Residual products from LKAB's mines include both phosphate minerals and so-called rare earth metals, materials which up until now have ended up in tailings ponds. It is hoped that these valuable minerals will now be recovered and utilised with the help of innovative new technology.

Apatite is a phosphate mineral that is used in, among other applications, the production of fertilisers and it is in the ore that is mined in LKAB's mines. Previously these minerals were extracted, but production was mothballed in the mid-1980s. Since then, the apatite has been a part of the the mine waste that has been sent to the tailings ponds. The problem is that it is very difficult to make production of LKAB's apatite concentrate economically viable. The product must be further upgraded. This is where EasyMining, a subsidiary of environmental services company Ragn-Sells, comes in. They have developed and patented a method for upgrading apatite concentrate to a finished product called MAP, or Mono Ammonium Phosphate.

"LKAB is responsible for the entire project, from raw material to production of apatite concentrate and manufacturing of MAP. The project is being carried out in close collaboration with EasyMining, who are contributing their knowledge of the manufacturing process for MAP," says Lars Vikström, technical and business development manager at the Special Products Division.
In addition to phosphate, the mine waste contains rare earth metals.

"Although there are relatively small amounts, the material is of interest for us. Here, in principle, the challenge is to sort out and separate what is of value," explains Ulrika Håkansson, technical business developer at the Special Products Division.
Rare earth metals, as much as 95 per cent of which are produced in China, are used in, among other products, mobile phones, batteries and magnets.

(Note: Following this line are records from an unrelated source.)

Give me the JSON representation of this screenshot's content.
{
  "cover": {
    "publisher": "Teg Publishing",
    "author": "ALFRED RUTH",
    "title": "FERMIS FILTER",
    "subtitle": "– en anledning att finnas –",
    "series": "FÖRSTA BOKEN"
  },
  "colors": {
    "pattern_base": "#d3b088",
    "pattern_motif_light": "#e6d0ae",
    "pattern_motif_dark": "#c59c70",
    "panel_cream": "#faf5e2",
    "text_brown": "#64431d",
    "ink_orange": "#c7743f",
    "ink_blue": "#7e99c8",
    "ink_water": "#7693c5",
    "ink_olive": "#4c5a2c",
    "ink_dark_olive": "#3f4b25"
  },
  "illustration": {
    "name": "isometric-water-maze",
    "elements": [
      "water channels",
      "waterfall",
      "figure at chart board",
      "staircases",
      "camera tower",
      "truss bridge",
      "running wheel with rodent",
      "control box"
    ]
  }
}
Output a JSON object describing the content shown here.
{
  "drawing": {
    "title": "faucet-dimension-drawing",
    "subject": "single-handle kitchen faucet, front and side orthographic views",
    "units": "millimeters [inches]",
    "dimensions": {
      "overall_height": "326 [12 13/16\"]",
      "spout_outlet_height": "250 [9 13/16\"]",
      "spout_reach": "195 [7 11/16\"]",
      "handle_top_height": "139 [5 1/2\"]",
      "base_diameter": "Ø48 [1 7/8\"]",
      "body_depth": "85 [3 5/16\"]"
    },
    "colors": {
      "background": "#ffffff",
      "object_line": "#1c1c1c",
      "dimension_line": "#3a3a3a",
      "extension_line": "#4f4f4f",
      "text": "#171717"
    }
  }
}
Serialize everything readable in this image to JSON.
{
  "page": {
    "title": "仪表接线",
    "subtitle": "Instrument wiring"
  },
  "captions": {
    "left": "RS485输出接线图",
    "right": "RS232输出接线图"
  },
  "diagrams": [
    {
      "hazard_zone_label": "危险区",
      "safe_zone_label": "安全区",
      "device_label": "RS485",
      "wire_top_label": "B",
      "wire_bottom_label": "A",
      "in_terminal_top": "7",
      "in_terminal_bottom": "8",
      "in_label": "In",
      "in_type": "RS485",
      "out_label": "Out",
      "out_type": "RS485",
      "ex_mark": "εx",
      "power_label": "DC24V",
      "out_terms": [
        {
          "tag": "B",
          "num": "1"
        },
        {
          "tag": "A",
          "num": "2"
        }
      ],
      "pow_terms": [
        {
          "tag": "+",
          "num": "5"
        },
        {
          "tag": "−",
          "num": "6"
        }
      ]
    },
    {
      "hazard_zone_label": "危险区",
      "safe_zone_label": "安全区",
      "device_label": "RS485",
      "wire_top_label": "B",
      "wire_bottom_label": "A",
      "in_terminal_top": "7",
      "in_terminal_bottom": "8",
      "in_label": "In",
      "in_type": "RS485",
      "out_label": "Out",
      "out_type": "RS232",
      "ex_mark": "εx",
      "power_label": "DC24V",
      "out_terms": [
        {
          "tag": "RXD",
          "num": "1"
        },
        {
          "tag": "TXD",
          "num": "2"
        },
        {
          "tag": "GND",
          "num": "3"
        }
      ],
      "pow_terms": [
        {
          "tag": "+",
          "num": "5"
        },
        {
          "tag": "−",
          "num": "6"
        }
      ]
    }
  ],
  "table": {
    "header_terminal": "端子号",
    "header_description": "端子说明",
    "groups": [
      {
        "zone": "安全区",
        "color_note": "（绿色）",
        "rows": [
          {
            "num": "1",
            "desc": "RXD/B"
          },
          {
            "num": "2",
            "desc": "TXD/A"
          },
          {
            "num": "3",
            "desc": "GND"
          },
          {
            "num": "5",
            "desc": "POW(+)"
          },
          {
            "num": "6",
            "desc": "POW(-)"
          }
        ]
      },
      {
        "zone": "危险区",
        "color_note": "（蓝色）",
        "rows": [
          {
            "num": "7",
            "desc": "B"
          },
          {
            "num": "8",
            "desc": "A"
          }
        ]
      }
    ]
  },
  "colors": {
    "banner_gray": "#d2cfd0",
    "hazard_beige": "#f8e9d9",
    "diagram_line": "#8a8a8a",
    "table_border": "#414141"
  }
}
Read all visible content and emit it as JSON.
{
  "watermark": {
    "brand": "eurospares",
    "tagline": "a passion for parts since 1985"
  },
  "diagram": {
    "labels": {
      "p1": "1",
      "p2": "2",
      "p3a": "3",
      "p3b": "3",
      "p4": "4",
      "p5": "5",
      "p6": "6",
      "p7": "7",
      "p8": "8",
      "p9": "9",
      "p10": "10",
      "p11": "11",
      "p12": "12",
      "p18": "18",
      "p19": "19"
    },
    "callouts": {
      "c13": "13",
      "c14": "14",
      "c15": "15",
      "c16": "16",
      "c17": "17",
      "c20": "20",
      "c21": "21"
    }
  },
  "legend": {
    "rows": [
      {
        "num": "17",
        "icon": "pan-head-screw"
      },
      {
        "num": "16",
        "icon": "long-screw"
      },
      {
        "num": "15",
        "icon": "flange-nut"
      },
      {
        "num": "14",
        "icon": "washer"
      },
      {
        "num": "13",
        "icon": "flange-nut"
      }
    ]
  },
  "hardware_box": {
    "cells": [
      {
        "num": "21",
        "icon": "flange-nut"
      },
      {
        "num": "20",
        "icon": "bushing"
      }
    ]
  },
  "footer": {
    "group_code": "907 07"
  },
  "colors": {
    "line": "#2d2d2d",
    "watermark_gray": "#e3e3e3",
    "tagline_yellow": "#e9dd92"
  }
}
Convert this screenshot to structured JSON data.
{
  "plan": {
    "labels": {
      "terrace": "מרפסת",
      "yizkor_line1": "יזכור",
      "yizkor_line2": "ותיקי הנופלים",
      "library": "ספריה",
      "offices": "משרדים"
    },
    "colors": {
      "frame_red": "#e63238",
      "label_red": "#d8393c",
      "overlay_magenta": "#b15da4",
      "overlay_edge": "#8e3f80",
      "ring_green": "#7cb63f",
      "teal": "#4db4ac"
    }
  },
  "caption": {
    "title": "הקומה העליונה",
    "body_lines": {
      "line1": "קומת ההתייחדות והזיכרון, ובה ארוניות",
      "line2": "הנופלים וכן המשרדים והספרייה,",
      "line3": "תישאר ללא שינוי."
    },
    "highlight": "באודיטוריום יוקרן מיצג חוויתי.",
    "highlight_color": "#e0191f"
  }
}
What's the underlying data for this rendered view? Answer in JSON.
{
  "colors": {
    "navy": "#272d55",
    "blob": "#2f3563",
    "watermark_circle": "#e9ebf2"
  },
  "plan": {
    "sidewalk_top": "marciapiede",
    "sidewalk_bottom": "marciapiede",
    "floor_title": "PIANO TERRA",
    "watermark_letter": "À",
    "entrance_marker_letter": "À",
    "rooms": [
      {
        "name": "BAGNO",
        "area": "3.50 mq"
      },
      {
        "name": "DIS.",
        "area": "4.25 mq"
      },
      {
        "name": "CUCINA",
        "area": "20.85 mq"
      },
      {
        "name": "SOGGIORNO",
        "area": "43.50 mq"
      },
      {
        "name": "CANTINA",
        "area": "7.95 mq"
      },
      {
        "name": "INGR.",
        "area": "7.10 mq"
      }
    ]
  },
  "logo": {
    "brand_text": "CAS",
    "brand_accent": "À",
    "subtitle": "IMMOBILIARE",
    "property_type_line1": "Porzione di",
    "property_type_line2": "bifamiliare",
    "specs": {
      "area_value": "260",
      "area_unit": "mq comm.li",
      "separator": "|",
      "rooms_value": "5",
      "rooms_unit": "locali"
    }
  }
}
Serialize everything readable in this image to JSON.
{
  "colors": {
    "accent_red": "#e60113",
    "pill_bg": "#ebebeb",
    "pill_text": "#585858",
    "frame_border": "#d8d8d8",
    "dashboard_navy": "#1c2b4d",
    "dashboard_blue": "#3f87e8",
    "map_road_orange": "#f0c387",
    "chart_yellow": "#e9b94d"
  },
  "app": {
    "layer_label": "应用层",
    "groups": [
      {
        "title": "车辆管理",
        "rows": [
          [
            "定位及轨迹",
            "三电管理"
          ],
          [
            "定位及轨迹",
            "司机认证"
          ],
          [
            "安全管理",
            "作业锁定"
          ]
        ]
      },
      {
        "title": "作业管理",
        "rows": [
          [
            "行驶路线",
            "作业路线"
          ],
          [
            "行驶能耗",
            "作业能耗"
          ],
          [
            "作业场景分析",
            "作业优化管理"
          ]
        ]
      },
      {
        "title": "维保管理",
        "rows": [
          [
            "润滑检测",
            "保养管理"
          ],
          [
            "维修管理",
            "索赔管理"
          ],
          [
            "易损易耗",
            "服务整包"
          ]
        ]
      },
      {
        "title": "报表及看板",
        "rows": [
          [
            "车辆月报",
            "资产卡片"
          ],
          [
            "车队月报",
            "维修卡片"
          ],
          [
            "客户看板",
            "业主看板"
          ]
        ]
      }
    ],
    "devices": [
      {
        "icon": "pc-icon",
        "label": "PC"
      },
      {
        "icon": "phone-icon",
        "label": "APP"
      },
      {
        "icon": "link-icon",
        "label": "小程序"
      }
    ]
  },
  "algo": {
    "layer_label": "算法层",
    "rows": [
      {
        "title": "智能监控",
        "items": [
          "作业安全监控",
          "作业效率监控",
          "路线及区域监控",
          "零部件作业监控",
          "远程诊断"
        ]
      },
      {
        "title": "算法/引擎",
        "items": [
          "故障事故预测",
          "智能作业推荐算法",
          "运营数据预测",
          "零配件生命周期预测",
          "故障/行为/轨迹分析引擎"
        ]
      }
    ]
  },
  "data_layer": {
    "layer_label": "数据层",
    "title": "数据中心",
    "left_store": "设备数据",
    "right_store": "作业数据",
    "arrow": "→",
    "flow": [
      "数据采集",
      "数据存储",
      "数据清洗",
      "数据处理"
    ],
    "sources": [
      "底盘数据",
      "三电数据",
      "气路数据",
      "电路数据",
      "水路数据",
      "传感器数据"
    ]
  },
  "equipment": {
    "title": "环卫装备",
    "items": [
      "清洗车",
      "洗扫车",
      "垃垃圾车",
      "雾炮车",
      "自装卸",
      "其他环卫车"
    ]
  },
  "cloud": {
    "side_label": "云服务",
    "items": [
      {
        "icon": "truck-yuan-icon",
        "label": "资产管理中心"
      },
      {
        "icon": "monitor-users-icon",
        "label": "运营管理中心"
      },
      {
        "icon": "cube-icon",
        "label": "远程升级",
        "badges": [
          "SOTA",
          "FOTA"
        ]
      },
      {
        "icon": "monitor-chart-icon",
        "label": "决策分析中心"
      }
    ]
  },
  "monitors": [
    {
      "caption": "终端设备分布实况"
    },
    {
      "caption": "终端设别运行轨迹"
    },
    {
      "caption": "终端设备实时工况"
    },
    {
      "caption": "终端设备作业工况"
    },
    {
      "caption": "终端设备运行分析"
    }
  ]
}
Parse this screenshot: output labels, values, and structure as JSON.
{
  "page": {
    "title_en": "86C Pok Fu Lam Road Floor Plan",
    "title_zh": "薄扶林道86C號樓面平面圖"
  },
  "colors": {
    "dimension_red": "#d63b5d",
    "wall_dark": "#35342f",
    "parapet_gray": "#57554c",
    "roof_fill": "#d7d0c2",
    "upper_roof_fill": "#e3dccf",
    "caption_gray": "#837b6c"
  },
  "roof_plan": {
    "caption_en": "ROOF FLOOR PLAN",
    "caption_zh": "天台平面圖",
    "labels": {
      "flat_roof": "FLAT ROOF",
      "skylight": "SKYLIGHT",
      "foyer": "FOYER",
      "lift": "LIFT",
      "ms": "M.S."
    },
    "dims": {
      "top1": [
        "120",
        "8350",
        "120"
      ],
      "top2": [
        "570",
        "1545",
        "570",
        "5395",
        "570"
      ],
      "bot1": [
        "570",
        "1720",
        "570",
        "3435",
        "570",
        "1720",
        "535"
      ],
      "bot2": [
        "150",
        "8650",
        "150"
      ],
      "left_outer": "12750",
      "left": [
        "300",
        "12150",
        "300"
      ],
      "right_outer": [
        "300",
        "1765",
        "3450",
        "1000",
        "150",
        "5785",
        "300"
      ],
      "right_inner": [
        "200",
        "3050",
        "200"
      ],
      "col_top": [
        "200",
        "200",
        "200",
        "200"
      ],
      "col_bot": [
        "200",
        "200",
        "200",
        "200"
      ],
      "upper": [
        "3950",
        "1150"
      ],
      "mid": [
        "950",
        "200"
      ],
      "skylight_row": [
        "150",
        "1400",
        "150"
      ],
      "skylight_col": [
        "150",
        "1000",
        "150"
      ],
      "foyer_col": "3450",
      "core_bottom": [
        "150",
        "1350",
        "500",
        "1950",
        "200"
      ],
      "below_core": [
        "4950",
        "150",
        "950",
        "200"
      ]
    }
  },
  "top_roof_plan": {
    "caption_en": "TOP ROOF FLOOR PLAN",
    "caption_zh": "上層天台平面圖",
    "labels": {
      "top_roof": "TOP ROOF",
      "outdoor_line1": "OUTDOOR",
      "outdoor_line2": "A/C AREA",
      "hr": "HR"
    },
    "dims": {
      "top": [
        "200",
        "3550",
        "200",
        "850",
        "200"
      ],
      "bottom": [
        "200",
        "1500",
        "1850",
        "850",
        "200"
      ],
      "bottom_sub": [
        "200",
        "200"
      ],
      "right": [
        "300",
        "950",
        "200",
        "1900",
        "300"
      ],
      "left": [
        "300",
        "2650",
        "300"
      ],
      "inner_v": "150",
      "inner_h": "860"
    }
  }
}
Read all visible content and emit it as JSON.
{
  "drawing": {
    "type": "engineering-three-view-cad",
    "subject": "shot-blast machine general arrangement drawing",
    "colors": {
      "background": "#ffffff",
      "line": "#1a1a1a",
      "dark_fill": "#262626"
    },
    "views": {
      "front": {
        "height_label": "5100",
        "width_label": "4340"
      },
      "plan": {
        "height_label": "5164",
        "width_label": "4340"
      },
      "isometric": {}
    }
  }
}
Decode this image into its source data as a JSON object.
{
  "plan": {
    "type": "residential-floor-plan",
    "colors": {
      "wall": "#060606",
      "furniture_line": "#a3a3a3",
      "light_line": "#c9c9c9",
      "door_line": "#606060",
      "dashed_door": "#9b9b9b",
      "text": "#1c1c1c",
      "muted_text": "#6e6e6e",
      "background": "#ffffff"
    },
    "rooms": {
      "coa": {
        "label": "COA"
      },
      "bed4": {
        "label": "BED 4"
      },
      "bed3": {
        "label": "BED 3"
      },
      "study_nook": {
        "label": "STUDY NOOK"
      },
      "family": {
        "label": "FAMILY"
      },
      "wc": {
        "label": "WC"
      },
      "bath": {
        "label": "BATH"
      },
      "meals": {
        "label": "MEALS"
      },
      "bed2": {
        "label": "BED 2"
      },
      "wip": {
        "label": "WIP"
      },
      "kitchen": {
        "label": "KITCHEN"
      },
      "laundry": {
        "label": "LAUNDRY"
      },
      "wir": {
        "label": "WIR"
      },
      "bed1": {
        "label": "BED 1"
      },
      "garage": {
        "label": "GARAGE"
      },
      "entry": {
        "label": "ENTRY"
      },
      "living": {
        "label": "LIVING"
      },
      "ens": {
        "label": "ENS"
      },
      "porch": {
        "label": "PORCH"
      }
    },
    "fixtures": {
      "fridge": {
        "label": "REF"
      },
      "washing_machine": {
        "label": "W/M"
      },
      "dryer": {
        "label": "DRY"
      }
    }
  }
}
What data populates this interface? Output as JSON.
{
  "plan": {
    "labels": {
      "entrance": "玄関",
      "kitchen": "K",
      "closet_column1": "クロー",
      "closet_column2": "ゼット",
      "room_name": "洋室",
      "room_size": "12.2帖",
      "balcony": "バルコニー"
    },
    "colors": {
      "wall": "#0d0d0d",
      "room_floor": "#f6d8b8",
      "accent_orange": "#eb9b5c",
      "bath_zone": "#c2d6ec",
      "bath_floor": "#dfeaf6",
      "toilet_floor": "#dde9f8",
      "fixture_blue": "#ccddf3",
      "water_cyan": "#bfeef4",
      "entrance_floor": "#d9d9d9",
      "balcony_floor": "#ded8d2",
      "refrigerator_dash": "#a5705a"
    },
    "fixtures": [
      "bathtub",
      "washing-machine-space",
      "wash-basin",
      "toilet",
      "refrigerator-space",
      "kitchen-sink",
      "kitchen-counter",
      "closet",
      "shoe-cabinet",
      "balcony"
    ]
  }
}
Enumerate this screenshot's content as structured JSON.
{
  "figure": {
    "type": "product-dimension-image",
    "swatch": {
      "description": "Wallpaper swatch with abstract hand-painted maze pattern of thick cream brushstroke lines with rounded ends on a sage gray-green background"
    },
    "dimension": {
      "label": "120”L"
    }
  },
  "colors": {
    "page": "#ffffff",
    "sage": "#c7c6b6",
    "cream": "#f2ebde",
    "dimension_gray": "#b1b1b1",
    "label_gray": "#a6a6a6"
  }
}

Heavy and light rare earth metals and phosphorus are all on the EU's Critical Raw Materials list; i.e., materials that are of major future importance for the EU economy, industry, technology and environment and the supply of which cannot be considered stable. The EU is currently wholly dependent on imports of rare earth metals, and a single deposit in Europe meets barely 10 per cent of EU phosphorus demand. Here, there are great opportunities.

"For LKAB, this is an industry in which we are not yet active, but it has the potential to be an additional niche. It is too early to say where this will lead and we are in an early stage of development, but we really believe it is viable," says Lars Vikström.
After initial laboratory trials a pilot facility will now be built to determine if the technology can be taken to industrial scale.

"The pilot plant is a mobile unit that can be operated at the concentrating plant. We will run and test the plant in both Malmberget and Kiruna to assess differences in materials and to verify whether or not it works as it should," says Ulrika Håkansson.
The prestudy will be concluded in 2019 and, by 2020, it is hoped that the technology can be taken to full scale.

"We have two exciting years ahead of us. It's an ambitious plan, but we are optimistic and we believe it will work," says Lars Vikström.